Die neue IFC-Kompatibilitätspolitik der ISO schafft Stabilität für BIM-Daten – und damit ein sicheres Fundament für KI und digitale Baustellen im österreichischen Einzelhandel.

IFC‑Kompatibilität: Warum ein stabiles Datenformat für KI im (Einzel-)Handel entscheidend ist
Im November 2025 hat die ISO mit einer neuen Compatibility Policy für ISO 16739‑1 (IFC) einen Meilenstein gesetzt. Auf den ersten Blick klingt das nach trockener Normungstechnik – in Wahrheit betrifft es jedoch jede Organisation, die auf digitale Zwillinge, BIM und KI setzt. Dazu gehört längst nicht mehr nur die klassische Bauindustrie, sondern auch der österreichische Einzelhandel, der seine Filialen, Logistikzentren und Einkaufszentren als hochvernetzte, datengetriebene Assets denkt.

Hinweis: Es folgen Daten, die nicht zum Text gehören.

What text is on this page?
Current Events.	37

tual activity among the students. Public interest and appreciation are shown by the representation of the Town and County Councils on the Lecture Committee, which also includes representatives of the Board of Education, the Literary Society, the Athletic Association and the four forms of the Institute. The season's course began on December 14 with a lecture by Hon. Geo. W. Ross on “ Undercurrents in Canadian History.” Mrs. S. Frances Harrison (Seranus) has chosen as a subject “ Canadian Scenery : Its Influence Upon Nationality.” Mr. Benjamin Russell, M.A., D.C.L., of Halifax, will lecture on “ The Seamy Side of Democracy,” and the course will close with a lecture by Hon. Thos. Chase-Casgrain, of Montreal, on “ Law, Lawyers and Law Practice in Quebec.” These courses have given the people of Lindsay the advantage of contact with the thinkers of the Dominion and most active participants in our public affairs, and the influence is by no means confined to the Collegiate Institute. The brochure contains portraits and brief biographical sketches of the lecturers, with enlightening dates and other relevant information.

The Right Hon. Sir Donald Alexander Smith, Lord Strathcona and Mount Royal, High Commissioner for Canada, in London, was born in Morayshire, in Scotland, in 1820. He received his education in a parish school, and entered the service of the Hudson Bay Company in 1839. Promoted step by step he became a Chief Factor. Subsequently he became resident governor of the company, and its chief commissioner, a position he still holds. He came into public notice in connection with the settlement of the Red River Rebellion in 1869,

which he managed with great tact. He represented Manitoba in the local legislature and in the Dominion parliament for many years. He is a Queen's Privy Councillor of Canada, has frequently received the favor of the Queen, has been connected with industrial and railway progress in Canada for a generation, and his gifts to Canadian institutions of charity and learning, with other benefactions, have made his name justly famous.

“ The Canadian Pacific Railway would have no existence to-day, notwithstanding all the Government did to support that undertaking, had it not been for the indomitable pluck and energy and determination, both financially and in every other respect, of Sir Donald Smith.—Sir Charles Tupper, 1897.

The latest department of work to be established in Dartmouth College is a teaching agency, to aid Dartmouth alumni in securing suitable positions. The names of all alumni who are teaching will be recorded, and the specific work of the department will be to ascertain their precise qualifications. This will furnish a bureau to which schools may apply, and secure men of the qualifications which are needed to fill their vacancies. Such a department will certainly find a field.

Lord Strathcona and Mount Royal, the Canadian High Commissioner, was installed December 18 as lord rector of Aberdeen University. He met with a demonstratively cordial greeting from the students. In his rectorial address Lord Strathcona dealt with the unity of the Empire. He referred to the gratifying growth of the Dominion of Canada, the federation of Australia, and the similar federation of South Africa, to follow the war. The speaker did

In unserer Serie „KI im österreichischen Einzelhandel: Retail Innovation“ geht es um Themen wie Bestandsmanagement, Preisoptimierung, Kundenanalyse und Omnichannel-Strategien. All diese KI‑Anwendungen haben eines gemeinsam: Sie brauchen verlässliche, strukturierte Daten – auch aus der gebauten Umgebung. Genau hier setzt die neue IFC‑Kompatibilitätspolitik an.
In diesem Beitrag erklären wir, was hinter der neuen Policy steckt, warum sie für digitale Baustellen, Retail‑Immobilien und KI‑Anwendungen so wichtig ist und wie Handelsunternehmen in Österreich diese Entwicklung strategisch nutzen können.
1. Was ist IFC – und warum ist es für den Handel relevant?
IFC (Industry Foundation Classes) ist ein offener, herstellerneutraler Standard für den Austausch von Bauwerksinformationen. Er ist in der Norm ISO 16739‑1 definiert und bildet die Grundlage für openBIM – also BIM ohne proprietäre Datensilos.
IFC im Kontext von Filialnetzen und Retail‑Immobilien
Für den österreichischen Handel ist IFC mehr als „nur ein BIM‑Format“:
- Planung und Umbau von Filialen: Ladenlayouts, Regalanordnungen, Fluchtwege, Haustechnik – all das kann in IFC‑Modellen strukturiert beschrieben werden.
- Technische Gebäudeausrüstung (TGA): HVAC, Beleuchtung, Sensorik, Sicherheitstechnik – entscheidend für Energieeffizienz und Komfort.
- Facility Management und Lifecycle‑Daten: Wartungsintervalle, Zustandsdaten, Materialinformationen – wichtig für Kosten- und Nachhaltigkeitscontrolling.
Wenn diese Informationen in einem offenen Standard wie IFC vorliegen, können sie von verschiedensten Systemen genutzt werden – von der CAFM‑Software bis zu KI‑basierten Analytics‑Plattformen.
Ohne stabile, standardisierte Gebäudedaten bleibt KI im Handel Stückwerk – die neue IFC‑Kompatibilitätspolitik ist daher ein zentrales Puzzleteil der Digitalisierungsstrategie.
2. Was bringt die neue ISO‑Kompatibilitätspolitik für IFC?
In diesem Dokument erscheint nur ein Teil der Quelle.